The air in your office may give you asthma, study says

COVID-19 may not be the only reason to steer clear of your office.

In a new study of 47 asthma patients presented this month at the European Respiratory Society International Congress, researchers at the Birmingham Regional Occupational Lung Disease Service determined that poor ventilation and pollutants wafting around common office spaces can cause workers to develop asthma.

The connection between your office and asthma

Most people assume asthma is a condition you get diagnosed with early in life. Though that’s true for the most part, occupational asthma, a type of asthma caused by exposure to inhaled irritants in the workplace, can occur at any point in your life.

Thankfully, the condition can be reversed simply by avoiding the irritants that cause asthma. The problem is that everything from printer toner to wall paint can become sensitizers, which are substances that induce an allergic reaction after continued exposure.

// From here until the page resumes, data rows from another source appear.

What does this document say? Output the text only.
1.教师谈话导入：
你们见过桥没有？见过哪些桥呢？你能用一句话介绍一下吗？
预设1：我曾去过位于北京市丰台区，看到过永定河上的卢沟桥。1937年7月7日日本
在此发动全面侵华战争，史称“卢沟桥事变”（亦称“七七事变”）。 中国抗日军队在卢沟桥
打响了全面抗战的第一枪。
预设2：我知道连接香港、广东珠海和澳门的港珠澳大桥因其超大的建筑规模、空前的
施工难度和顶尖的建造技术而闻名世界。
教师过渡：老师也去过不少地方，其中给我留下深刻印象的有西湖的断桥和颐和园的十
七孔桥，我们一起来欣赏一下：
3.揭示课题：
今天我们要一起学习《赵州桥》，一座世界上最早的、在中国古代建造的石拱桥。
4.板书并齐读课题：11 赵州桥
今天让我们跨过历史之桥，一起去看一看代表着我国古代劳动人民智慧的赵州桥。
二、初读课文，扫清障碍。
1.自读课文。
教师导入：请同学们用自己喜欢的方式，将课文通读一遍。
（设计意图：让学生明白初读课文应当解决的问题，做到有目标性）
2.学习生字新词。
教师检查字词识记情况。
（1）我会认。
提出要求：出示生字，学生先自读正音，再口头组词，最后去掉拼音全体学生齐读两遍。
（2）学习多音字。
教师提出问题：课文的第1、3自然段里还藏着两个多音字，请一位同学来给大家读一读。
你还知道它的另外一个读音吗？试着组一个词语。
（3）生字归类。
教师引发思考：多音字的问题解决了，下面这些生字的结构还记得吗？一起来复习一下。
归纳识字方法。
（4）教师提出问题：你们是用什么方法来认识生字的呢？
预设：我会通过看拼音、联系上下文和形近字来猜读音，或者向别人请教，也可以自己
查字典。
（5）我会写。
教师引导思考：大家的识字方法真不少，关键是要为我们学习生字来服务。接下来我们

“Any work environment can induce occupational asthma if it harbors a respiratory sensitizer,” says the study’s Dr. Christopher Huntley, from the Birmingham Regional Occupational Lung Disease Service at University Hospitals Birmingham National Health Service Foundation Trust in the U.K. “This is a substance that triggers an irreversible allergic reaction, such as paint spray or dust. … We usually think of an office as a safe environment, so it’s possible that when asthma is diagnosed in office workers, occupational causes may be overlooked. As a result, there has been very little research on this issue.”

The most common office allergens

The physicians behind the new report have been diagnosing more and more cases of occupational asthma in patients who work in office environments. As cases continued to come in, they were able to identify three primary triggers:

Pollutants in an average office: printer toner, floor tile adhesive, mold and cleaning products.

Poor ventilation in an average office: mold in air conditioning and ventilation shafts that had been installed incorrectly.

The immediate office environment: nearby workshops, paint, and vehicle fumes.

“If a worker develops occupational asthma, workplace adjustments can and should be made to improve asthma symptoms,” Huntley said.

Office allergens hurt profits

Occupational asthma patients who requested that changes be made to their office’s environment were 100 times more likely to quit if nothing got done.

“We discovered some key causes to be aware of in an office environment, but there will certainly be others,” Huntley said. “If a worker develops occupational asthma, workplace adjustments can and should be made to help retain staff.”

Overhauling the layout of a work environment may be time-consuming and costly, but it’s something every employer should consider. Firms that did make accommodations for workers who reported health issues subsequently reported fewer sick days than firms that did not.

If renovation is out of the question, companies may want to toy around with hybrid work models.

“Working from home has been useful for patients in both establishing their diagnoses and as a form of non-pharmacological treatment,” Huntley said. “Allowing workers with occupational asthma to continue working from home may help keep office workers in their jobs as they require fewer sick days.”